Comparative subgenomic mRNA profiles of SARS-CoV-2 Alpha, Delta and Omicron BA.1, BA.2 and BA.5 sub-lineages using Danish COVID-19 genomic surveillance data

Abstract

Background: Severe acute respiratory syndrome coronavirus-2 (SARS-CoV-2) has rapidly spread worldwide in the population since it was first detected in late 2019. The transcription and replication of coronaviruses, although not fully understood, is characterised by the production of genomic length RNA and shorter subgenomic RNAs to make viral proteins and ultimately progeny virions. Observed levels of subgenomic RNAs differ between sub-lineages and open reading frames but their biological significance is presently unclear.

Methods: Using a large and diverse panel of virus sequencing data produced as part of the Danish COVID-19 routine surveillance together with information in electronic health registries, we assessed the association of subgenomic RNA levels with demographic and clinical variables of the infected individuals.

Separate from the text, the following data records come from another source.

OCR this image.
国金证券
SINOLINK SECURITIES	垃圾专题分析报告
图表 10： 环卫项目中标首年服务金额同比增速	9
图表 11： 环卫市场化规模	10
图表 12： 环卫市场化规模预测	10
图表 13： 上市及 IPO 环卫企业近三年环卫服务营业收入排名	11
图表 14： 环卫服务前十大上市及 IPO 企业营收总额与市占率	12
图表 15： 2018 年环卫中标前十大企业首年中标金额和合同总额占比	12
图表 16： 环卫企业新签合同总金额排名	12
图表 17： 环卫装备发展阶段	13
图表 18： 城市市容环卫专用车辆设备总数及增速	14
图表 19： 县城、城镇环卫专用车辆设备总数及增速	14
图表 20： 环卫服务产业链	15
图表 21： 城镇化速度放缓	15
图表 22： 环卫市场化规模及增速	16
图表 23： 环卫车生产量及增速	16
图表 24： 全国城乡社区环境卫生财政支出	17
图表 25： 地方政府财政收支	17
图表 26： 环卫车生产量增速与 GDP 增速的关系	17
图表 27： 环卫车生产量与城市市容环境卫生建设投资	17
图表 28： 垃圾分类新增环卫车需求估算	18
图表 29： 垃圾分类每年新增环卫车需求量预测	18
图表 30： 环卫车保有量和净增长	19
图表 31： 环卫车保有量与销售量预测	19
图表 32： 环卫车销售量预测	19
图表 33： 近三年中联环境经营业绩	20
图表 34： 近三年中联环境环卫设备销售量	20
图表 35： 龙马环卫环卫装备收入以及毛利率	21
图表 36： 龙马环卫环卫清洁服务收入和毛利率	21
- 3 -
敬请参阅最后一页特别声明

Findings: Our findings suggest no significant statistical relationship between levels of subgenomic RNAs and host-related factors.

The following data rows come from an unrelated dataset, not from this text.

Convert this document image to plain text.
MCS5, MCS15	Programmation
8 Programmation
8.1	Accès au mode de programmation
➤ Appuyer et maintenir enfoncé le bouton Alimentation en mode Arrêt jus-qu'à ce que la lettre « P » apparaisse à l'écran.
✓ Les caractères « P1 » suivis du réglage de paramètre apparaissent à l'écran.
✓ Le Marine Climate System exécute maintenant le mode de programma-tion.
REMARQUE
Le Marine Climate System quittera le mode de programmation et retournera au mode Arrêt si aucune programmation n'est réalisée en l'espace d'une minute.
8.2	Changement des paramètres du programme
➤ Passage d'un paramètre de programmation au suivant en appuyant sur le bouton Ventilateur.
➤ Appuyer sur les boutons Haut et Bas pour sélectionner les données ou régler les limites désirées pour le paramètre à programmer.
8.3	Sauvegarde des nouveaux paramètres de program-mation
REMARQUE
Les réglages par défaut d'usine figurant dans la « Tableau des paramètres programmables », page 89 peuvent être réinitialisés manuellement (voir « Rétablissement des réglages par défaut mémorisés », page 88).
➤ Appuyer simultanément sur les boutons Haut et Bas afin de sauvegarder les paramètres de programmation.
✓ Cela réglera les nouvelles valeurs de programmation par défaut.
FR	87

Interpretation: Differences between lineages and subgenomic ORFs may be related to differences in target cell tropism, early virus replication/transcription kinetics or sequence features.

Funding: The author(s) received no specific funding for this work.

Keywords: Alpha; Association analysis; Delta; Omicron; SARS-CoV-2; Subgenomic RNA.

Fig. 1

Subgenomic mRNA abundance across Alpha, Delta and Omicron SARS-CoV-2 lineages. A) From top to bottom: Schematic of the SARS-CoV-2 genome, discontinuous negative-strand RNA synthesis and detection of subgenomic RNA is performed by identifying read pairs spanning across the leader and the 5′-end of a subgenomic open reading frame. B) Subgenomic RNA abundance with one added pseudo count and normalised per two million total reads are shown for Alpha, Delta, and Omicron BA.1, BA.2, and BA.5 samples (n = 12,324) collected from the Danish genomic surveillance of COVID-19 in the period March, 2021–June, 2022. ‘Late Delta’ correspond to Delta samples contemporary to Omicron (November 2021–January 2022) while Delta corresponds to samples contemporary to Alpha (May–September, 2021).

Fig. 2

Sample inclusion and analysis workflow. SARS-CoV-2 genome alignments were collected from routine Danish COVID-19 genomic surveillance sample collection. Included samples were randomly selected among those sequenced with Illumina and lengths of 74 nucleotides and having a mean coverage within normal range.

Fig. 3

Principal component analysis of the subgenomic RNA levels across the different sites. The biplot shows the loadings of the two leading components, colored by lineage. The explained variance of PC1 and PC2 represent 89.52%.

Fig. 4

Variable importance plot of the most significant factors associated with subgenomic mRNA count per 2 million. Variables selected by 10-fold cross-validated elastic-net for association with subgenomic mRNA levels are shown in their order of importance, repeated 50 times. The analysis was performed on a population subset of n = 3995 with all the available host-associated data. Definitions of all clinical variables are available in Supplementary Table S2.

Fig. 5

Density pattern of subgenomic RNA abundance vs. Ct values in groups of samples with low counts. Density of abundance vs. Ct value are shown for four groups with a high missingness compared to other lineages: A) Alpha lineage, Orf9 (35% of samples with no observations) B) BA.5, M (60%) C) BA.2, M (69%), and D) BA.1 (71%). Cut off between sample groups with low (yellow) and high (blue) subgenomic RNA levels are defined dynamically based on the density profile of observations. A non-parametric test is performed between the groups with high and low abundance and standard significance cut-offs are applied: ∗∗: 0.01, ∗∗∗: 0.001, ∗∗∗∗: 0.0001).